India has a long border with China. To be precise the border is 4057 km long and is not yet delineated. The border is a legacy of the British rule and certain parts like Arunachal Pradesh are not recognized by China as a part of India. They claim it as part of Tibet.
To offset this Chinese claim particularly in the East the Indian army has carried out a revamp in strategy and organization to ensure that a repetition of the 1962 debacle does not take place. In the West the Chinese have already occupied Aksai Chin in Ladakh an area of 30,000 square miles and as such have no further claims. India despite all the noise has tacitly accepted Chinese occupation of Aksai Chin and there are no plans to recover it from China’s grip. But the eastern border is a different kettle of fish and with the Chinese claim on Arunachal Pradesh the situation is volatile. The Chinese claim Arunachal Pradesh as they maintain that in 4000 years of Indian History it was never a part of India, but was part of the Tibetan empire.
India has inherited the border from the British and as a successor state claims Arunachal Pradesh as a part of India. The line of control in the east thus needs to be beefed up to prevent the Chinese from creating any incident.
New Divisions and Proactive Approach
The Army has now formulated a ‘proactive approach’ against China so as to be able to react in the quickest time possible. The Indian army has thus been building up its offensive capability and factoring a worst case scenario where India could be faced with a two front war with both China and Pakistan.
The Army has now raised two more mountain divisions for operations in the east. This involves a troop strength of over 35,000 with its head quarters at Zakama (Nagaland) and Misamari, close to Tezpur in Assam. Misamari also has an excellent airfield and I have operated from there. In addition a local brigade of Arunachal Scouts is raised, which is a great help as these are locals who know the topography of the East very well.
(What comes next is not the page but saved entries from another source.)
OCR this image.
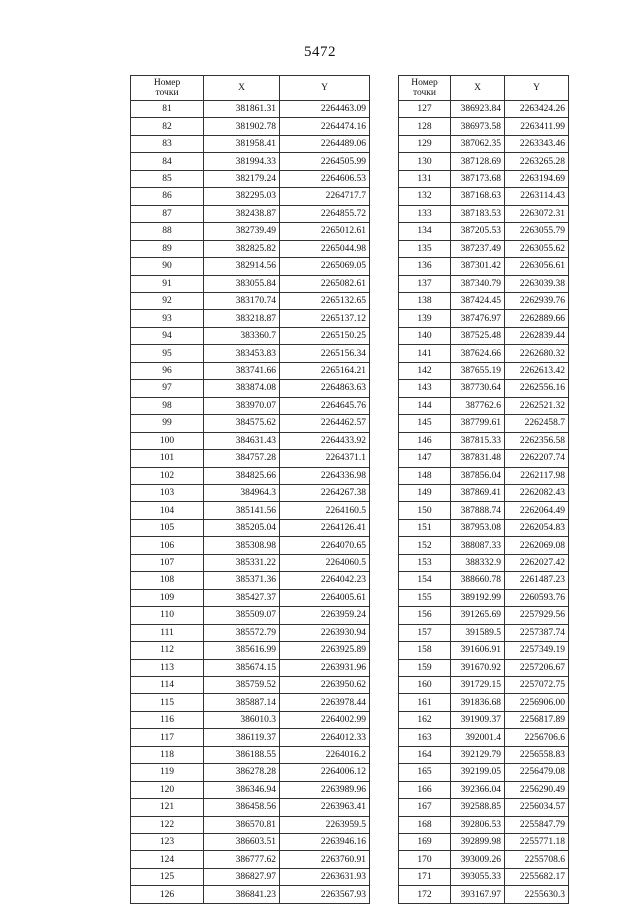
5472
Номер
точки	X	Y
81	381861.31	2264463.09
82	381902.78	2264474.16
83	381958.41	2264489.06
84	381994.33	2264505.99
85	382179.24	2264606.53
86	382295.03	2264717.7
87	382438.87	2264855.72
88	382739.49	2265012.61
89	382825.82	2265044.98
90	382914.56	2265069.05
91	383055.84	2265082.61
92	383170.74	2265132.65
93	383218.87	2265137.12
94	383360.7	2265150.25
95	383453.83	2265156.34
96	383741.66	2265164.21
97	383874.08	2264863.63
98	383970.07	2264645.76
99	384575.62	2264462.57
100	384631.43	2264433.92
101	384757.28	2264371.1
102	384825.66	2264336.98
103	384964.3	2264267.38
104	385141.56	2264160.5
105	385205.04	2264126.41
106	385308.98	2264070.65
107	385331.22	2264060.5
108	385371.36	2264042.23
109	385427.37	2264005.61
110	385509.07	2263959.24
111	385572.79	2263930.94
112	385616.99	2263925.89
113	385674.15	2263931.96
114	385759.52	2263950.62
115	385887.14	2263978.44
116	386010.3	2264002.99
117	386119.37	2264012.33
118	386188.55	2264016.2
119	386278.28	2264006.12
120	386346.94	2263989.96
121	386458.56	2263963.41
122	386570.81	2263959.5
123	386603.51	2263946.16
124	386777.62	2263760.91
125	386827.97	2263631.93
126	386841.23	2263567.93
Номер
точки	X	Y
127	386923.84	2263424.26
128	386973.58	2263411.99
129	387062.35	2263343.46
130	387128.69	2263265.28
131	387173.68	2263194.69
132	387168.63	2263114.43
133	387183.53	2263072.31
134	387205.53	2263055.79
135	387237.49	2263055.62
136	387301.42	2263056.61
137	387340.79	2263039.38
138	387424.45	2262939.76
139	387476.97	2262889.66
140	387525.48	2262839.44
141	387624.66	2262680.32
142	387655.19	2262613.42
143	387730.64	2262556.16
144	387762.6	2262521.32
145	387799.61	2262458.7
146	387815.33	2262356.58
147	387831.48	2262207.74
148	387856.04	2262117.98
149	387869.41	2262082.43
150	387888.74	2262064.49
151	387953.08	2262054.83
152	388087.33	2262069.08
153	388332.9	2262027.42
154	388660.78	2261487.23
155	389192.99	2260593.76
156	391265.69	2257929.56
157	391589.5	2257387.74
158	391606.91	2257349.19
159	391670.92	2257206.67
160	391729.15	2257072.75
161	391836.68	2256906.00
162	391909.37	2256817.89
163	392001.4	2256706.6
164	392129.79	2256558.83
165	392199.05	2256479.08
166	392366.04	2256290.49
167	392588.85	2256034.57
168	392806.53	2255847.79
169	392899.98	2255771.18
170	393009.26	2255708.6
171	393055.33	2255682.17
172	393167.97	2255630.3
The second pro active step is the creation of a strategic command. Once this is complete the Indian Army would have made the biggest transformation of its offensive capability during the last 60 years. The strategic command will involve reducing the tail to teeth ratio. It will involve thinning down some administrative structures and static formations and beefing up with more operational troops. This will be a radical step, the like of which the Indian army has never executed. It also shows a change in thinking and perception of the Army which is now mentally more attuned to face China.
Muscle for the Strategic Command
It is planned that the strategic command will have 3 strike corps namely 1 corps, 2 Corps and 3 Corps. In addition the strike corps will have a single armored division. But the stress will be to have more Mechanized infantry units.The stress on armor is low as in the mountain regions the use of tanks is limited. Even in the 1962 war the Chinese used no tanks except at Chusul in Ladakh where they brought in some light tanks.
The role of the strike corps will be to go on the offensive and enter deep into Tibet so as to destroy the enemy’s reserves and capture as much of Tibet as possible. This is a radical change from the earlier defensive mentality and part of the credit for this must go to General JJ Singh the erstwhile Army Chief and present governor of Assam. The strike corps would enter battle at any opportune time or land behind enemy lines to reduce the enemy’s operational capability. The idea would be to strike in the enemy’s rear.
The Indian government has followed this build up on the eastern front with a political offensive as well to befriend the Military junta in Burma. The aim is to ensure that the Chinese do not have access to the Indian border from the Burmese side. This entails supporting the military regime, but that is a small price to pay forIndia’s security. With all these steps a repeat of 1962 is unlikely.